In Experimental Examples 1 to 5, ArF light was used as an exposure source, but in addition, Clipton Proide (KrF), an E-beam, an ion beam, and an EUV (extremely ultra) using a wavelength of 248 nm. extreme wavelength light sources such as violet) may be used.

As the PR composition, a general PR composition may be used in addition to the above-described compounds, and other lithographic conditions may be variously modified as necessary.

From the results obtained in the above experiments and comparative examples, by adding the amine contamination prevention material according to the present invention to the conventional top coating material, not only can prevent amine contamination during PED, but also due to the diffusion of acid on the PR It can be seen that deformation of the pattern can be prevented.

Claims (13)

delete delete delete delete delete In the top coating composition of a chemically amplified photoresist, wherein the top coating composition further comprises an amino acid derivative, The top coating composition is applied on the chemically amplified photoresist to form a top coating layer, The amino acid derivative prevents the acid generated in the exposure area of the chemically amplified photoresist from being contaminated by amines in the external atmosphere, and prevents the acid on the surface of the exposure area from diffusing to the non-exposed areas, thereby reducing the vertical distribution of the acid in the exposure area.
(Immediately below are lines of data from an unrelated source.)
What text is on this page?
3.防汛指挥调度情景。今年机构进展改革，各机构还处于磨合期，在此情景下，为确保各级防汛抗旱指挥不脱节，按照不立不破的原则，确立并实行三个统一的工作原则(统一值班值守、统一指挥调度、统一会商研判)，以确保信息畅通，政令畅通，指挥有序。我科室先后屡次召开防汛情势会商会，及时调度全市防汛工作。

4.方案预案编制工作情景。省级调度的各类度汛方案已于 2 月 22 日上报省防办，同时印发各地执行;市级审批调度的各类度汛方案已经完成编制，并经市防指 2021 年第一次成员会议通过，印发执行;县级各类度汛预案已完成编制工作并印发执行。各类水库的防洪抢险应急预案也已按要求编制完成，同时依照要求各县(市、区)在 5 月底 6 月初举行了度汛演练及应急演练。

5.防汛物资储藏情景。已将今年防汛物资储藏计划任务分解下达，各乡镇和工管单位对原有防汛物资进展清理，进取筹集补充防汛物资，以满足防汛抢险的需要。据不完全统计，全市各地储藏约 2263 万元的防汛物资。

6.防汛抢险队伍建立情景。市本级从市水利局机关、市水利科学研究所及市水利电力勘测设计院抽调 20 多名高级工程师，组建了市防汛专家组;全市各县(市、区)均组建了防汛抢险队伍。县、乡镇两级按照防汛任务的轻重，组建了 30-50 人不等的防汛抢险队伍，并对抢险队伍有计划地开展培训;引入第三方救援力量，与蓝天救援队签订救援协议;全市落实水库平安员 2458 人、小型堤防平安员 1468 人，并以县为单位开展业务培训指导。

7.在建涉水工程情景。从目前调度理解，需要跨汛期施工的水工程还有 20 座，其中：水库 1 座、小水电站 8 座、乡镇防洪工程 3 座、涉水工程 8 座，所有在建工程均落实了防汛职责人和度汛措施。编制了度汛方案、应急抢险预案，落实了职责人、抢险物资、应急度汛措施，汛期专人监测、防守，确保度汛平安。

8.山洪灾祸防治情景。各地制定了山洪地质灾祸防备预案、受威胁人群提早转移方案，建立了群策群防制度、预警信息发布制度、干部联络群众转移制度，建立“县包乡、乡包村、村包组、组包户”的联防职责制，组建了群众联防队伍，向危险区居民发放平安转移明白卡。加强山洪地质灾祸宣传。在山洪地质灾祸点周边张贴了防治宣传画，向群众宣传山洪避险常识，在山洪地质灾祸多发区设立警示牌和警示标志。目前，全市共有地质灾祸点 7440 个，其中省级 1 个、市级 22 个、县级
Top coating composition for chemically amplified photoresist, characterized in that to be uniform. The method of claim 6, The top coating composition is a top coating composition, characterized in that the amino acid derivative is added to the conventional anti-reflection film composition. The method according to claim 6 or 7, The amino acid derivative is a top coating composition, characterized in that L-proline. delete (a) applying a chemically amplified photoresist composition on the substrate to form a photoresist film, (b) applying a top coating composition of claim 6 on top of the photoresist film to form a protective film; (c) exposing the resultant using an exposure apparatus; (d) developing the resultant to form a photoresist pattern. The method of claim 10, And the exposure apparatus employs a short wavelength light source of 250 nm or less. The method of claim 10, The exposure equipment includes a Clipton Prolide (KrF) using a wavelength of 248 nm, an Argon Proride (ArF) using an wavelength of 193 nm, an electron beam (E-beam), an ion beam, and an extreme remote ultra violet (EUV). Employing a light source selected from the group consisting of The semiconductor device manufactured by the method of Claim 10.